そして、実施例2と同様の仮撚設備及び条件で加工糸を得た。前配向ポリエステル繊維の、紡糸条件、繊維微細構造パラメーター、原糸物性、仮撚物性、品位評価等を表1に示す。
【0037】
前配向ポリエステル繊維の単糸の断面積の標準偏差は、単糸間の物性及び構造のバラツキを反映している。標準偏差の値が0.6の比較例10では、延伸仮撚時に全ての単糸が均一に延伸されないためと推定される毛羽が仮撚糸に多発した。

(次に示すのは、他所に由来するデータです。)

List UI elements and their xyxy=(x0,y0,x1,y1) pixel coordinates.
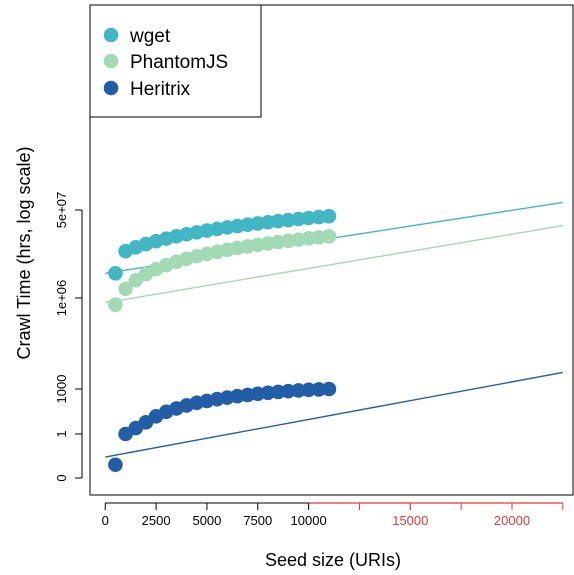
x-axis-label: Seed size (URIs) xyxy=(265,550,401,570)
y-tick-label: 1000 xyxy=(54,375,69,404)
legend-label-heritrix: Heritrix xyxy=(130,79,191,100)
legend-marker-heritrix xyxy=(103,80,119,96)
point-wget xyxy=(321,208,337,224)
data-points xyxy=(108,208,337,473)
x-tick-label: 2500 xyxy=(142,513,171,528)
point-phantomjs xyxy=(321,229,337,244)
point-phantomjs xyxy=(108,297,123,313)
legend-marker-wget xyxy=(103,27,119,43)
point-heritrix xyxy=(108,457,123,473)
x-tick-label: 20000 xyxy=(494,513,530,528)
point-heritrix xyxy=(321,381,337,397)
y-tick-label: 1e+06 xyxy=(54,280,69,317)
x-tick-label: 0 xyxy=(102,513,109,528)
y-tick-label: 0 xyxy=(54,474,69,481)
x-tick-label: 7500 xyxy=(243,513,272,528)
y-tick-label: 5e+07 xyxy=(54,192,69,229)
axes: 0 2500 5000 7500 10000 15000 20000 0 1 1000 1e+06 5… xyxy=(54,192,564,528)
y-axis-label: Crawl Time (hrs, log scale) xyxy=(14,146,34,359)
trend-line-heritrix xyxy=(105,371,563,458)
x-tick-label: 5000 xyxy=(192,513,221,528)
legend-marker-phantomjs xyxy=(103,53,119,69)
point-wget xyxy=(108,265,123,281)
legend-label-wget: wget xyxy=(129,26,171,47)
point-phantomjs xyxy=(118,281,133,297)
legend: wget PhantomJS Heritrix xyxy=(89,4,262,118)
legend-label-phantomjs: PhantomJS xyxy=(130,52,228,73)
trend-line-phantomjs xyxy=(105,224,563,304)
x-tick-label: 10000 xyxy=(291,513,327,528)
legend-box xyxy=(89,4,262,118)
x-tick-label: 15000 xyxy=(392,513,428,528)
y-tick-label: 1 xyxy=(54,430,69,437)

一方、標準偏差0.4と0.19のものでは、仮撚糸の毛羽は少なく、特に標準偏差0.19のものでは仮撚糸の毛羽は極めて少ない吸水性ポリエステル仮撚加工糸が得られた。
【0038】
【表1】
Figure 0003874529
【0039】
【表2】
Figure 0003874529
【0040】
【発明の効果】
本発明の前配向ポリエステル繊維は、吸水特性を高めるために高度に異型化された断面を有し、延伸仮撚加工した際に毛羽や染めのバラツキを極めて抑えることができ且つ染色性が良好に改善でき、フリースや起毛した布帛でのピリングの発生を極端に改善可能な吸汗速乾性布帛向けの高品質のポリエステルW断面仮撚加工糸を低コストの高速紡糸−高速延伸仮撚の2段階法にて製造することができる。
【図面の簡単な説明】
【図1】ポリエステル繊維の紡糸速度を結晶化度の関係を示す図である。
【図2】ポリエステル繊維の紡糸速度と破断伸度の関係を示す図である。
【図3】ポリエステル繊維の紡糸速度と沸水収縮率の関係を示す図である。
【図4】ポリエステル繊維のX線チャートを示す図である。
【図5】延伸仮撚設備を模式的に示す図である。
【図6】本発明の前配向ポリエステル繊維の単糸断面を示す図である。

Claims (2)

  1. 90モル%以上がエチレンテレフタレート繰り返し単位からなるポリエチレンテレフタレートからなり、単糸の断面形状がW字状であるポリエステル繊維であって、以下の条件(1)〜()を満足することを特徴とする前配向ポリエステル繊維。
    (1)2≦扁平度≦4
    (2)100度≦W字状断面の各凹部の開口角度≦150度
    (3)30%≦結晶化度(広角X線回折法測定)≦50%
    (4)60%≦破断伸度≦85%
    (5)5%≦沸水収縮率≦15%
    (6)マルチフィラメントの単糸間の断面積の標準偏差が0.5以下
    (7)マルチフィラメントの糸長方向の交絡が5ケ/m以上
    ただし、扁平度は単糸断面の外接長方形の長辺を短辺で割った値である。
  2. 請求項1記載の前配向ポリエステル繊維を延伸仮撚することによって得られる破断強度×破断伸度で表されるタフネスが80g/d×%以上であり且つ破断伸度が25〜40%であることを特徴とするポリエステル仮撚加工糸。